Less than 4% changed hands each year, which was holding back the process of consolidation and efficiency improvement.
“I intend to move in the direction of a more open-market system of transferring quotas,” said Mrs Coughlan.
There would be a wide-ranging consultation with stakeholders to determine the actual mechanism, though it could be organised through an exchange system, through direct sales between individuals, through agents or via the marts.
The new system would start on 1 April, 2007, once the current restructuring scheme has ended, and quota could be sold with or without land, or leased with land.
It would still operate at co-op level, with ring-fencing to stop quota leaving more vulnerable regions.
But the Irish Creamery Milk Suppliers’ Association – which typically represents smaller family farms – has criticised the plans, describing them as “inherently flawed”.

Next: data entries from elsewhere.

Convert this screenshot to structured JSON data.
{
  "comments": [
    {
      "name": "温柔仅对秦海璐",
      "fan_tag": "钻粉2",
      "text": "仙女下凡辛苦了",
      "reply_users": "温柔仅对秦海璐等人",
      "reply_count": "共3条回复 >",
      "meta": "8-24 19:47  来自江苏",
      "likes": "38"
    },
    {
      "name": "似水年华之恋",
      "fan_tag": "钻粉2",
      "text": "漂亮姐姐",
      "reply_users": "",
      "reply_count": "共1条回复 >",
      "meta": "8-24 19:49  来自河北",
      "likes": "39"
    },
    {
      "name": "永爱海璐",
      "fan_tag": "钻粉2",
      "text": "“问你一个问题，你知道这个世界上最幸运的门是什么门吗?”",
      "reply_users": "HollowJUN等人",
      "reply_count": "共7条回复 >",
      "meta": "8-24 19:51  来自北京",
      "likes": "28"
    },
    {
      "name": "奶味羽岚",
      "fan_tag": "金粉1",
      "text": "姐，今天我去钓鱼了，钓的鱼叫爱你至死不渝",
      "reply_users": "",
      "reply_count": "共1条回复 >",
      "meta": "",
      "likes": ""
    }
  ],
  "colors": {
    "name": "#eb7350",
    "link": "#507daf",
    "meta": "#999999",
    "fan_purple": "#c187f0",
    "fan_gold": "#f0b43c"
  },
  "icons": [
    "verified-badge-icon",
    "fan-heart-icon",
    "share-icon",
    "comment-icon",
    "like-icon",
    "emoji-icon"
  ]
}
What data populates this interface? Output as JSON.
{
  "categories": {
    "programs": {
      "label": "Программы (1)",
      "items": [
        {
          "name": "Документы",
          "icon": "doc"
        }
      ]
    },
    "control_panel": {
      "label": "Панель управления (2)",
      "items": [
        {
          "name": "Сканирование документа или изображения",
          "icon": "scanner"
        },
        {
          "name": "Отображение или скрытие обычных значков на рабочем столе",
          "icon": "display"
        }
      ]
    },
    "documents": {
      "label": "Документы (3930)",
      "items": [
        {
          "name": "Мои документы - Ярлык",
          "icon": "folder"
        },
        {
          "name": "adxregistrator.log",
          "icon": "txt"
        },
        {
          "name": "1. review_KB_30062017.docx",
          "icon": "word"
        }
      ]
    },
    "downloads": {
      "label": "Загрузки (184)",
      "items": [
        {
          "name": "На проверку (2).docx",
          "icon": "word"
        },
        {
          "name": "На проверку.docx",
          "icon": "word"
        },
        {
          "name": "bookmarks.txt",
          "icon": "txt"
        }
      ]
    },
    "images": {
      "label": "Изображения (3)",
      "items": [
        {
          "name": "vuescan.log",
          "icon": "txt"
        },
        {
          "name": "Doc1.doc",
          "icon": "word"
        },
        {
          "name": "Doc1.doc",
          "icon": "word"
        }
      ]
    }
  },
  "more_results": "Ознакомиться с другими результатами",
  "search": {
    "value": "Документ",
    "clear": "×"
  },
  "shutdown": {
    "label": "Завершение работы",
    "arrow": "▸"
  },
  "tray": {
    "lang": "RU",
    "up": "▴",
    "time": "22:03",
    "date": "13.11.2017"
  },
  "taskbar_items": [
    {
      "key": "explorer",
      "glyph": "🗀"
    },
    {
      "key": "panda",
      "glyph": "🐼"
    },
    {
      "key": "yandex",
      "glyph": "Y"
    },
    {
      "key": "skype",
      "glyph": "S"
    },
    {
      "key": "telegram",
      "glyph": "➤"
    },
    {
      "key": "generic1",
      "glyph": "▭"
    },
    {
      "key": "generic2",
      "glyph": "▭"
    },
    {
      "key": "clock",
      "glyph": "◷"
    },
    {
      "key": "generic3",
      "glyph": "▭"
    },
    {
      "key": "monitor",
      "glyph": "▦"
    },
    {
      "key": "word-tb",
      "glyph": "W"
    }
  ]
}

“The minister is proceeding down a road that will place a millstone around the necks of dairy farmers through paying an increased cost for milk quota at a time when margins are already slipping,” said ICMSA president Jackie Cahill.
“The only people who will benefit are the quota brokers, who will have nice cost-free income off the backs of farmers.”
He also predicted that ring-fencing would not last, leading to an exodus of quota from the north and west.
Irish Farmers’ Association dairy chairman Richard Kennedy admitted that the existing restructuring scheme needed improving.
But he was concerned that the minister’s announcement would slash the amount of quota coming into this year’s restructuring scheme, as retiring dairy farmers would hold out for better quota prices in 2007.
“A new milk quota regime aiming to improve scale at farm level will not, of itself, be sufficient to secure viable dairy farmers’ incomes in the absence of strong milk prices,” he added.
Young farmers will have priority access to the first 25% available in each co-op’s restructuring pool.